Richardson promises that his balanced budget amendment wouldn't apply during a recession, though. That may obviate the problem, or his political need to keep a near-balanced budget in light of his promises and rhetoric may still constrain his options. Even in the more optimistic scenario, however, it's still not clear that deficit reduction is "pro-growth."
Last April, Nobel Prize-winning economist Joseph Stiglitz appeared at the Economic Policy Institute to give a talk entitled "Getting Beyond Balanced Budget Mania and Addressing the Nation's Needs," in which he argued against the simplistic view -- held by Republicans as well as some Democrats -- that a balanced budget necessarily accelerates growth. "Consider a company," Stiglitz said. "You would never say, 'Oh, this company is borrowing a lot, and therefore, it is a bad company.' You would always say what is it borrowing for? Is it for investment? You want to look at both its assets and its liabilities. You want to look at its balance sheet …Well, when we talk about the deficit, we're talking about only one part of that balance sheet. We're talking about what's happening to the liabilities, what [the company] owes, but not to what it's spending the money on."
In other words, to pay down each dollar of the deficit, the government has to spend a dollar. To spend a dollar improving health care, or invest in green energy, or fund Pell grants, also costs a dollar. And there are a limited number of dollars. The question is where those dollars would do the most good -- where their expected returns would be, in short, more than a dollar. Spending $90 billion to reform and universalize health care may do more to accelerate economic growth than spending $120 billion to reduce the deficit.

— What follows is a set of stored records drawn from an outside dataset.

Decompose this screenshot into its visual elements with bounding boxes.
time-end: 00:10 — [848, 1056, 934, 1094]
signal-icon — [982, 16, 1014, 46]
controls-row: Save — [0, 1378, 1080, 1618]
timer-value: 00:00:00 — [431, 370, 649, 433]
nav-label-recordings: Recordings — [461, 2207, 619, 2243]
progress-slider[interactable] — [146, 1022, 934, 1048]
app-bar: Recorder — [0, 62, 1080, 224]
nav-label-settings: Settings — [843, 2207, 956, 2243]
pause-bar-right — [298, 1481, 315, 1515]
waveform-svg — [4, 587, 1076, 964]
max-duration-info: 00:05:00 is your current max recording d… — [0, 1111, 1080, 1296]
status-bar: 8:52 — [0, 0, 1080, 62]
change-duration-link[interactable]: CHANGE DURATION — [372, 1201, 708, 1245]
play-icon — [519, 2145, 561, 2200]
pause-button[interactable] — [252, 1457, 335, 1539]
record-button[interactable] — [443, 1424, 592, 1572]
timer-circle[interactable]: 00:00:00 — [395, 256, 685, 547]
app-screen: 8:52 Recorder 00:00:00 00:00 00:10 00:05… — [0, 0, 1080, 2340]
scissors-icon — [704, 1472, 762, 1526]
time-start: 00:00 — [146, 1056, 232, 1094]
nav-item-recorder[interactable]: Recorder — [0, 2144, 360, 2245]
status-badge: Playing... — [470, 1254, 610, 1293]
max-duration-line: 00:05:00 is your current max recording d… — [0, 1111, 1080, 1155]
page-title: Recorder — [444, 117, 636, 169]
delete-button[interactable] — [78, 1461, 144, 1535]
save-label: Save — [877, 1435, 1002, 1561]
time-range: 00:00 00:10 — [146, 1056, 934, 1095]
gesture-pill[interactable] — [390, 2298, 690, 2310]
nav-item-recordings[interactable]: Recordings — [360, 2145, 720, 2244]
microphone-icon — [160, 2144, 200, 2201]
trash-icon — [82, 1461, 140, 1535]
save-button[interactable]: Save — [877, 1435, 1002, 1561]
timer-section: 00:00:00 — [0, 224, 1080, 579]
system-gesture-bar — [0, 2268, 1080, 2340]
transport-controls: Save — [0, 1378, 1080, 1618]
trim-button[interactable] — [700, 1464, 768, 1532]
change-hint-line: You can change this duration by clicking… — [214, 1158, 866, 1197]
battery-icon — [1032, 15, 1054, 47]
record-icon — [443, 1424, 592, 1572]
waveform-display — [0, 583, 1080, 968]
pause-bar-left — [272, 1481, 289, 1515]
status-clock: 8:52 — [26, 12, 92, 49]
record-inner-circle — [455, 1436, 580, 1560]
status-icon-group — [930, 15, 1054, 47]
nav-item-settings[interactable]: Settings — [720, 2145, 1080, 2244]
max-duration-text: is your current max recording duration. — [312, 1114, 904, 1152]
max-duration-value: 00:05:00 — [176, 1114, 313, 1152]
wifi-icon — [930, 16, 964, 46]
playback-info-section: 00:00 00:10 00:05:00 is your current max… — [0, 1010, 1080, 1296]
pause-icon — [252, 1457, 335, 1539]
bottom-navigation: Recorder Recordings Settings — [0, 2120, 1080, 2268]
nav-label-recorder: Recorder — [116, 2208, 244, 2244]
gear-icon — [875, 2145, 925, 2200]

Richardson tries to have it both ways. He also boasts a thoughtful, if unambitious, universal health-care plan (which we discussed at length in the interview) and impressive proposals for cutting carbon emissions and investing in renewable energy. But to pay down the deficit, Richardson would, in reality, have to sacrifice some of that proposed spending, and to keep it balanced he would be hamstrung in increasing spending in those areas. And those sacrifices may indeed prove anti-growth.
The pity of it all is that Richardson doesn't need to offer these sops to fiscal conservatism. The electorate is overwhelmingly anxious about the state of the economy, exhausted by years of tax cuts and untrammeled corporate capitalism, and desirous of significant new social investment. These rhetorical capitulations may have been necessary in 1992, when Democrats were mistrusted as economic stewards, but they're not necessary today, and serve only to harm progressive priorities and enable the right wing's attacks against unnamed fiscal drunks.
At the end of the day, I believe that Richardson is pro-growth. After our interview, I even believe that his view of the economy is basically progressive. But his rhetoric isn't good for the Democrats, progressivism, or even a future Richardson presidency. He could be more pro-growth if he were only willing to be less anti-deficit.